Fort de cette carte de visite, il s’immisce dans l’écurie de Roger Corman et son savoir-faire et autorité naturelle l’amène bientôt à se charger des effets des Mercenaires de l’espace ou plus tard New York 1997 (1981) de John Carpenter. Cette école de la débrouille servira grandement Terminator (1984), simple série B dont la facture parait si impressionnante que le film semble avoir couté trois fois son budget. Là encore le défi technique n’oublie jamais l’émotion, l’adrénaline, la brutalité et l’énergie de l’ensemble servant une poignante histoire d’amour. Le caractère buté et prolo de James Cameron s’avère une vrai force, tant dans l’approche faussement simpliste de ces histoires (où le cœur féminin et l’émotion dépassent toujours les genres typiquement masculins qu’il aborde) que dans une exigence qu’il doit satisfaire à tout prix. Si cela sera source de déconvenue avec le faux départ que constitue le ratage Piranha 2 : Les Tueurs volants (1981) – où il est dépossédé du film par le producteur avec cette anecdote légendaire le voyant forcé la porte de la salle de montage pour remonter le film alors qu’l a déjà été renvoyé – ce sera un atout pour un combat acharné face à ses producteurs et une inimitié de ses équipes desquels il exige le maximum – mais qu’il s’impose aussi toujours à lui-même. La jungle hollywoodienne demande pourtant cela au vu de certaines coulisses peu reluisantes dévoilées, que ce soit la promotion bâclée qui atténue le succès surprise du film où la fourberie du roublard auteur de SF Harlan Ellison qui parvient à être crédité à cause d’un supposé plagiat et touchera des droits juteux.
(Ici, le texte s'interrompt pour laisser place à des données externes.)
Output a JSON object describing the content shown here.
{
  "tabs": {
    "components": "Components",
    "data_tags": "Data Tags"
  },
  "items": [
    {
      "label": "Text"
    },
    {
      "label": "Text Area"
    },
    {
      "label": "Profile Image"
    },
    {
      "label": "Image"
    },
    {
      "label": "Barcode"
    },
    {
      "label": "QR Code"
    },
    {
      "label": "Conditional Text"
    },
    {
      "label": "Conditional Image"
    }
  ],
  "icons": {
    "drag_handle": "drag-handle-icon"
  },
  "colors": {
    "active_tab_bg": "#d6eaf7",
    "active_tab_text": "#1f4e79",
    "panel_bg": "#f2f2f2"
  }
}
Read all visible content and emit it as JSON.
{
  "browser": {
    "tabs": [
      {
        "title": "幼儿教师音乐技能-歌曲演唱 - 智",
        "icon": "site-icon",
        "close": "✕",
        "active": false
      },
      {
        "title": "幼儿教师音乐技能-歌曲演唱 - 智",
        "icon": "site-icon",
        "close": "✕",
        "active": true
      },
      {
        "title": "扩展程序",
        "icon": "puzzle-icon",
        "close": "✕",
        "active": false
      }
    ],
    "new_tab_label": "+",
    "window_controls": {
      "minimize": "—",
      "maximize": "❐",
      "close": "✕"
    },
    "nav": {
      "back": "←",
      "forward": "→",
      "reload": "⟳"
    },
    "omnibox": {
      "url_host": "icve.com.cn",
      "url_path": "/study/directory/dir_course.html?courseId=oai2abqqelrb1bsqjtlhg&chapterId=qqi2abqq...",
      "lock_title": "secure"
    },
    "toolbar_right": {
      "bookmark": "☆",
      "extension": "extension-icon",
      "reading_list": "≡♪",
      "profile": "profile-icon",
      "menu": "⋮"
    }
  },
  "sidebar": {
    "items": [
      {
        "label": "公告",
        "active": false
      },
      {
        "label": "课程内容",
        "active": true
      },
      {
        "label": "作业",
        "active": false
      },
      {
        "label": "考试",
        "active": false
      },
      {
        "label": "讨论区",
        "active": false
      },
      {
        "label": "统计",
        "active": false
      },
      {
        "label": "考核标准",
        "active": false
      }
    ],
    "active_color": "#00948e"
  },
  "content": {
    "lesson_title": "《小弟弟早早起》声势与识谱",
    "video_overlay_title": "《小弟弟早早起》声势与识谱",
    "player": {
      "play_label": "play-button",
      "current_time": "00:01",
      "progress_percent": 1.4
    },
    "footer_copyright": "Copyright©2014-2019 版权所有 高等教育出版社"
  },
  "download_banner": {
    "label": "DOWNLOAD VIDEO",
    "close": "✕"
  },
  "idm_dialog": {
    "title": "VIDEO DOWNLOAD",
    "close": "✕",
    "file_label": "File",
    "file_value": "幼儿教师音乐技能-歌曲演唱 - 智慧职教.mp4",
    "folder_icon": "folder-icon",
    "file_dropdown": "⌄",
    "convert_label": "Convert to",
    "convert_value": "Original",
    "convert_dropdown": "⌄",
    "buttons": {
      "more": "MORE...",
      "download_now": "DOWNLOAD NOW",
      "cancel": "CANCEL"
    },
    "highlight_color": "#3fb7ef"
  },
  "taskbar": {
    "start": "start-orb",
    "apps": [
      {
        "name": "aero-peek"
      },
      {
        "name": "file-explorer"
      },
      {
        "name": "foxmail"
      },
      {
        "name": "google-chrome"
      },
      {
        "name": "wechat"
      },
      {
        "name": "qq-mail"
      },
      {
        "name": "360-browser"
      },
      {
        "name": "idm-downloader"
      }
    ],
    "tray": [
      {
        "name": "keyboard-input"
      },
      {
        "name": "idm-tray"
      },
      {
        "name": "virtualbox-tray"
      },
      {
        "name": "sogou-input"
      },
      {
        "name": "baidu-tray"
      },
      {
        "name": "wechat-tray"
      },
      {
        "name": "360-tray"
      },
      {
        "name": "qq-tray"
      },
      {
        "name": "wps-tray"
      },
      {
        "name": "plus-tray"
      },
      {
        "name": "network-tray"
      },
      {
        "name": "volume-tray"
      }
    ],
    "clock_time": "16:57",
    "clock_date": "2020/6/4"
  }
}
David Fakrikian dépeint en détail le style Cameron et en particulier cette fameuse règle du triple climax qui donne ce crescendo si intense à ses conclusions et qui s’affirme dès Terminator puis se retrouvera dans chacun de ses films. L’entourage du réalisateur est largement abordé aussi notamment Mike Cameron, inventeur de génie prêt à surmonter tous les écueils techniques que rencontre son frère. Le portrait que fait Fakrikian de James Cameron est celui d’un outsider acharné, pendant longtemps sous-estimé (y compris étrangement par la communauté geek des 80’s) mais dont le gout du risque est le plus souvent récompensé par les succès immenses de ses films. Ayant prématurément atteint le statut de wonder boy hollywoodien après le succès de Aliens (formidable suite au classique de Ridley Scott devenu un spectacle guerrier féministe), l’ambition de Cameron ne sera plus de surmonter des défis techniques limités par les moyens financiers, mais au contraire s’en créer de nouveaux grâce au budget désormais considérable dont il peut disposer.

Cela l’emmène donc vers le tournage sous-marin et épique d’Abyss (1989) où tout est à inventer : des caméras étanches pouvant filmer sous l’eau, des micros permettant aux acteurs de déclamer distinctement leur texte dans leur combinaison de plongée, les premières images numériques avec la fameuse colonne d’eau métamorphe révélant les extraterrestres. L’auteur se délecte d’anecdotes diverses sur la tyrannie de Cameron prenant cependant tous les risques dont un moment marquant où il manque de se noyer, un exécutif du studio ayant la mauvaise idée de venir demander des comptes alors qu’il retrouve à peine des couleur – le malheureux cadre sera jeté à l’eau par Cameron et ne pointera plus le bout de son nez. Fakrikian semble plus privilégier la facette musclée de Cameron et se montre assez sévère dans le livre avec Abyss alors que celui-ci constitue certainement (notamment dans sa version longue) le chef d’œuvre du réalisateur, mais malheureusement aussi son seul échec commercial.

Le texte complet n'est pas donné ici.